As consumer expectations shifted towards the modern designs and extensive app stores offered by Apple and Samsung, Nokia's internal bureaucracy and slow decision-making hindered its response. The company couldn't recover lost ground, and the market leaders solidified their positions, fundamentally transforming the mobile sector.
Nokia's decline serves as a cautionary tale: market leadership is fleeting. Maintaining success demands more than past glory; it requires foresight, flexibility, and the willingness to embrace change. Stagnation in the business world inevitably leads to obsolescence.
The reality
These companies didn't fail because they were small or underfunded. They were too slow to recognize the potential for innovation and consumer demand. They failed because they refused to evolve.
New tech can strengthen companies
Why can new technology actually improve your company?
Technology doesn't erase human value-it reveals it. AI is not the end of work. It is the end of the old way of working.
Just as calculators didn't eliminate math, AI will not eliminate human thinking. Instead, it raises expectations. Teams that learn to integrate AI will outperform those that don't. Individuals who learn to delegate tasks to machines will accelerate their performance.
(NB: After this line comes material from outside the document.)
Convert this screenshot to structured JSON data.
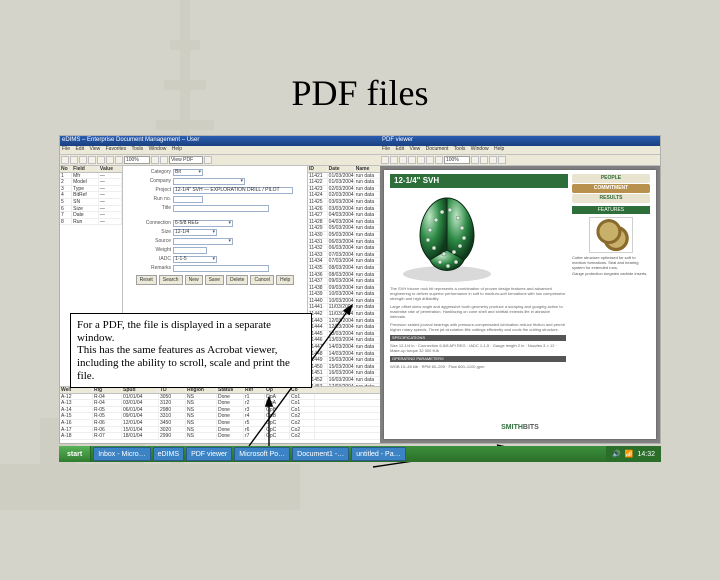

Entire industries will evolve around the new opportunities AI unlocks.
The companies that win in this era will be the ones that treat AI the same way they treated the internet, mobile phones, and cloud computing: not as a threat, but as an inevitability.
Lead or fall behind
History has spoken over and over again.
The real choice isn't "AI or no AI"-it's "lead or fall behind."
AI is simply the latest example of a timeless reality: Technology moves forward whether we're ready or not. The only real decision is whether we adapt early and benefit from the momentum-or adapt late and spend the next decade catching up. And just like autocorrect and GPS, someday soon AI will feel as ordinary as breathing. We'll wonder how we ever lived without it.